Pahrump’s water watchdogs just drew a hard line. The Nye County Water District governing board voted Tuesday to ask county commissioners for a temporary halt on new data center projects in the Pahrump Valley, arguing that the region’s already strained groundwater supply cannot handle another major draw. Board members told the meeting they had fielded dozens of calls from worried residents and landowners.

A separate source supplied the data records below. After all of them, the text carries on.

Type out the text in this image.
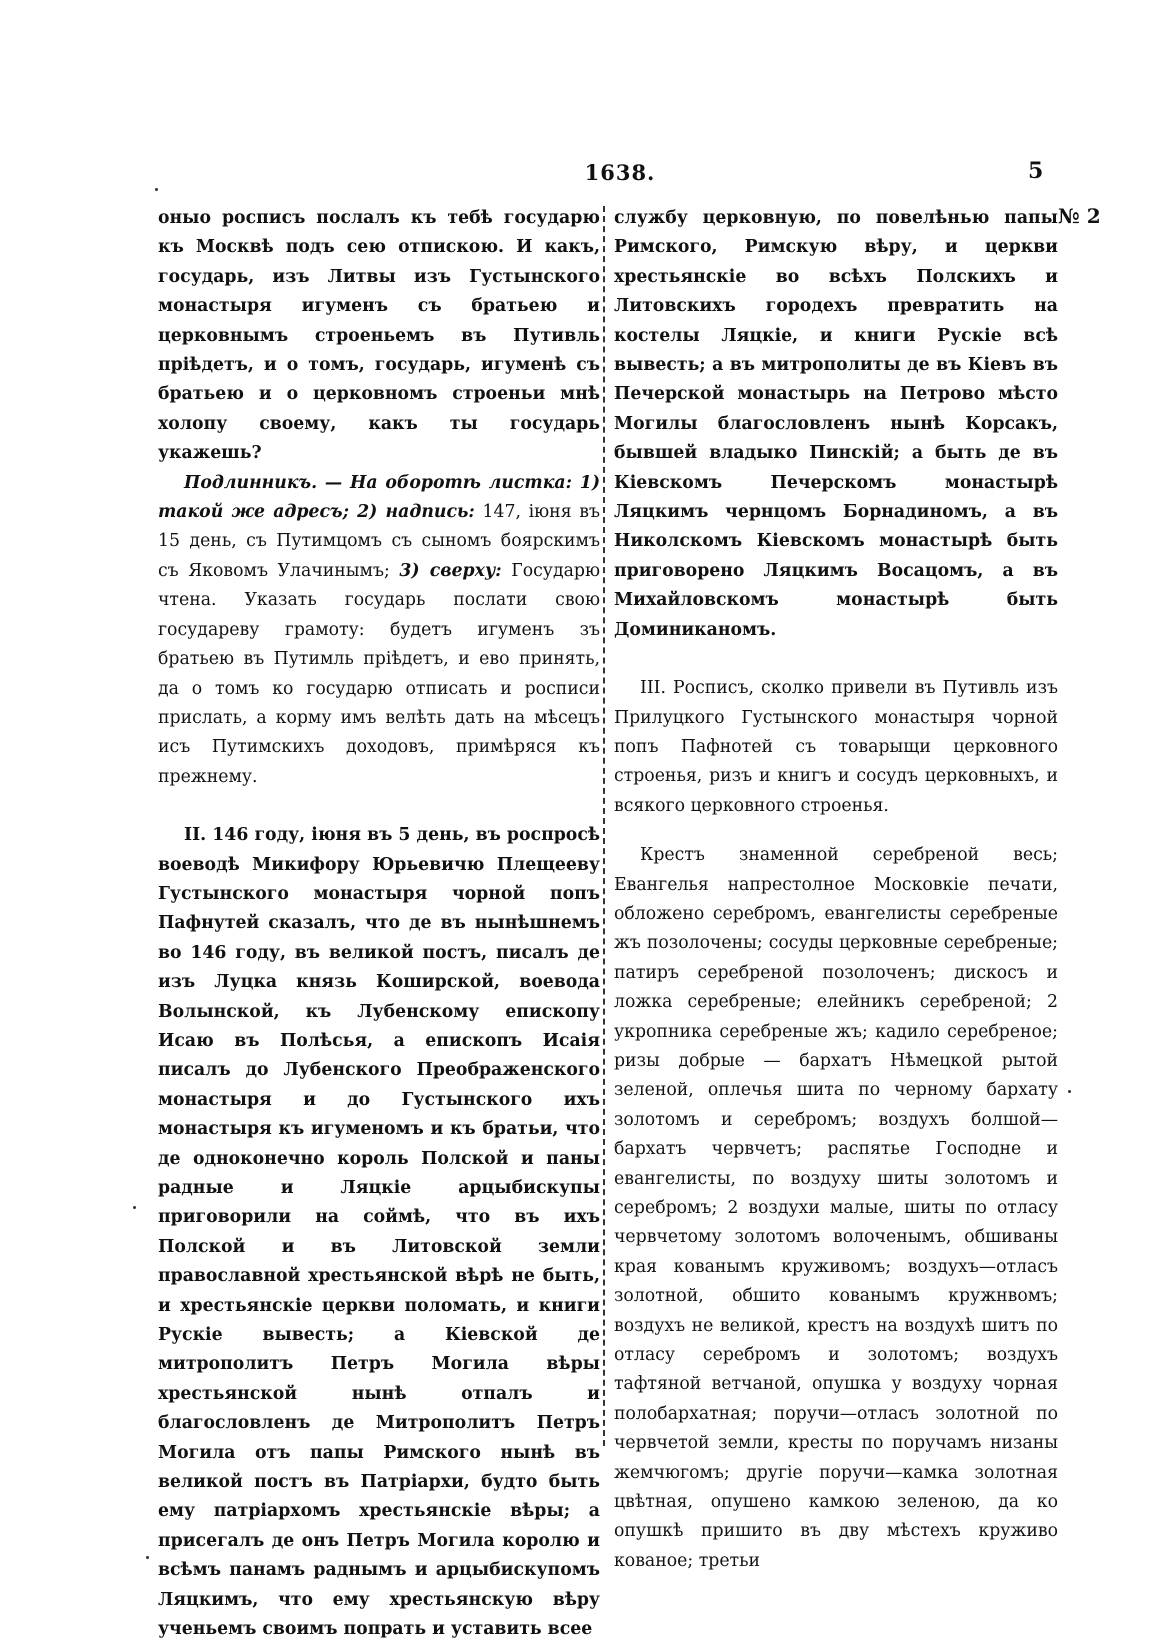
1638.	5
№ 2

оныо росписъ послалъ къ тебѣ государю къ Москвѣ подъ сею отпискою. И какъ, государь, изъ Литвы изъ Густынского монастыря игуменъ съ братьею и церковнымъ строеньемъ въ Путивль пріѣдетъ, и о томъ, государь, игуменѣ съ братьею и о церковномъ строеньи мнѣ холопу своему, какъ ты государь укажешь?

Подлинникъ. — На оборотѣ листка: 1) такой же адресъ; 2) надпись: 147, іюня въ 15 день, съ Путимцомъ съ сыномъ боярскимъ съ Яковомъ Улачинымъ; 3) сверху: Государю чтена. Указать государь послати свою государеву грамоту: будетъ игуменъ зъ братьею въ Путимль пріѣдетъ, и ево принять, да о томъ ко государю отписать и росписи прислать, а корму имъ велѣть дать на мѣсецъ исъ Путимскихъ доходовъ, примѣряся къ прежнему.

II. 146 году, іюня въ 5 день, въ роспросѣ воеводѣ Микифору Юрьевичю Плещееву Густынского монастыря чорной попъ Пафнутей сказалъ, что де въ нынѣшнемъ во 146 году, въ великой постъ, писалъ де изъ Луцка князь Коширской, воевода Волынской, къ Лубенскому епископу Исаю въ Полѣсья, а епископъ Исаія писалъ до Лубенского Преображенского монастыря и до Густынского ихъ монастыря къ игуменомъ и къ братьи, что де одноконечно король Полской и паны радные и Ляцкіе арцыбискупы приговорили на соймѣ, что въ ихъ Полской и въ Литовской земли православной хрестьянской вѣрѣ не быть, и хрестьянскіе церкви поломать, и книги Рускіе вывесть; а Кіевской де митрополитъ Петръ Могила вѣры хрестьянской нынѣ отпалъ и благословленъ де Митрополитъ Петръ Могила отъ папы Римского нынѣ въ великой постъ въ Патріархи, будто быть ему патріархомъ хрестьянскіе вѣры; а присегалъ де онъ Петръ Могила королю и всѣмъ панамъ раднымъ и арцыбискупомъ Ляцкимъ, что ему хрестьянскую вѣру ученьемъ своимъ попрать и уставить всее

службу церковную, по повелѣнью папы Римского, Римскую вѣру, и церкви хрестьянскіе во всѣхъ Полскихъ и Литовскихъ городехъ превратить на костелы Ляцкіе, и книги Рускіе всѣ вывесть; а въ митрополиты де въ Кіевъ въ Печерской монастырь на Петрово мѣсто Могилы благословленъ нынѣ Корсакъ, бывшей владыко Пинскій; а быть де въ Кіевскомъ Печерскомъ монастырѣ Ляцкимъ чернцомъ Борнадиномъ, а въ Николскомъ Кіевскомъ монастырѣ быть приговорено Ляцкимъ Восацомъ, а въ Михайловскомъ монастырѣ быть Доминиканомъ.

III. Росписъ, сколко привели въ Путивль изъ Прилуцкого Густынского монастыря чорной попъ Пафнотей съ товарыщи церковного строенья, ризъ и книгъ и сосудъ церковныхъ, и всякого церковного строенья.

Крестъ знаменной серебреной весь; Евангелья напрестолное Московкіе печати, обложено серебромъ, евангелисты серебреные жъ позолочены; сосуды церковные серебреные; патиръ серебреной позолоченъ; дискосъ и ложка серебреные; елейникъ серебреной; 2 укропника серебреные жъ; кадило серебреное; ризы добрые — бархатъ Нѣмецкой рытой зеленой, оплечья шита по черному бархату золотомъ и серебромъ; воздухъ болшой—бархатъ червчетъ; распятье Господне и евангелисты, по воздуху шиты золотомъ и серебромъ; 2 воздухи малые, шиты по отласу червчетому золотомъ волоченымъ, обшиваны края кованымъ круживомъ; воздухъ—отласъ золотной, обшито кованымъ кружнвомъ; воздухъ не великой, крестъ на воздухѣ шитъ по отласу серебромъ и золотомъ; воздухъ тафтяной ветчаной, опушка у воздуху чорная полобархатная; поручи—отласъ золотной по червчетой земли, кресты по поручамъ низаны жемчюгомъ; другіе поручи—камка золотная цвѣтная, опушено камкою зеленою, да ко опушкѣ пришито въ дву мѣстехъ круживо кованое; третьи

Board action and emergency order
As reported by Nevada Current, the board on May 26 signed off on an emergency order that asks the Nye County Commission to place a moratorium on data centers in the Pahrump regional planning district. The order includes draft ordinance language that would classify data center projects as a non-permissive use of water in Nevada Hydrographic Basin 162. Board members told the outlet that the move followed dozens of calls from locals and included discussion of potential limits on evaporative cooling systems.
Meeting on the record
The board’s May 26 agenda carved out a specific item for "discussion … of large-scale data centers," and staff materials cited basin work the district is undertaking on detention basins and source-water protection. According to the Nye County Water District agenda, the session took place in Pahrump and was open for public comment.

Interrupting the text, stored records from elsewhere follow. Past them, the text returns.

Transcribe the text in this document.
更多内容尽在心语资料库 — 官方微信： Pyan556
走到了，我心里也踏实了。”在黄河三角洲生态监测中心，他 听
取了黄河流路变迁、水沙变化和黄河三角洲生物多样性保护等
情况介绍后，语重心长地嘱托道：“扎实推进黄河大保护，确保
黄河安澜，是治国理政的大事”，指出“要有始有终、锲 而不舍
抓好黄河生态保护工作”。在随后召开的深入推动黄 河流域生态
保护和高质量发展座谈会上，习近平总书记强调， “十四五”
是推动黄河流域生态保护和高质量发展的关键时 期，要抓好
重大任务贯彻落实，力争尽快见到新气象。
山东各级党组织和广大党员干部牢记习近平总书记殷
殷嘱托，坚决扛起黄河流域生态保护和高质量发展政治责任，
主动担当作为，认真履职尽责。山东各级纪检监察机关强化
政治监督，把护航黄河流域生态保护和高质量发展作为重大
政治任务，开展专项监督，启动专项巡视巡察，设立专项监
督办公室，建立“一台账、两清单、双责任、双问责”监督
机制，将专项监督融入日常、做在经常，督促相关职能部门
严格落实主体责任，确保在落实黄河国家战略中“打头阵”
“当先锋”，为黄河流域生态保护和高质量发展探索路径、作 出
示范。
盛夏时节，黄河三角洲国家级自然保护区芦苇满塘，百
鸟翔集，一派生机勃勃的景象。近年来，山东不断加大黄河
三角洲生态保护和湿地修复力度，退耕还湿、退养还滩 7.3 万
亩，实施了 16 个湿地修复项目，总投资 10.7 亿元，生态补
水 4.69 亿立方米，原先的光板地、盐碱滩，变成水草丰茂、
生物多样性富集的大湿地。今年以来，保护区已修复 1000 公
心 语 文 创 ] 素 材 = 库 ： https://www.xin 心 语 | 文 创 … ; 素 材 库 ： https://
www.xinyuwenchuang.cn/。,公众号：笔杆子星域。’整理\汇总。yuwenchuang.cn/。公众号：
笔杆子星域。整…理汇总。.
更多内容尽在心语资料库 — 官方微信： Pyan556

Why Pahrump’s water is at issue
The Pahrump aquifer, known as Nevada Hydrographic Basin 162, has been described by state regulators and local reporting as critically over-appropriated, with more water rights on paper than the basin can sustainably supply. The Nevada Independent has documented recent and contentious efforts by the state engineer to limit new domestic wells in the basin.
Evaporative cooling and regional limits
Evaporative cooling, a method that sheds heat by evaporating water, was singled out because it can consume large volumes of potable water. The Southern Nevada Water Authority has already adopted a moratorium on evaporative cooling for new commercial and industrial buildings, and regional reporting shows Las Vegas-area data centers together used hundreds of millions of gallons of consumptive water last year, according to the Review-Journal.
Utilities are fielding applications
Local utilities told the board they have received multiple applications from data center developers seeking power in the Pahrump area. As Nevada Current reported, board members stressed that they do not have land-use authority to approve or deny data centers and that any moratorium or ordinance would have to be adopted by the Nye County Commission.
What happens next
The water board’s emergency order is advisory and non-binding. The commission is the body that would need to take regulatory action. The Nye County Commission was scheduled to meet May 27 in Pahrump, with meeting times and agendas posted on the county calendar.
How this fits in Nevada
Nye County’s request lands as other Nevada local governments are also tapping the brakes on data center approvals while they study water and grid impacts. Reno’s city council approved a temporary moratorium earlier this month as part of a broader effort by cities and state agencies to consider tighter rules for large-load facilities, according to reporting by KUNR.
For Pahrump residents, the debate sharpens a familiar Nevada trade-off: chase economic development and data center jobs now or lock in stricter protections for long-term groundwater resilience. Utilities, developers and local officials will now look to the county commission for a decision that could define how, and even whether, data centers move into the valley.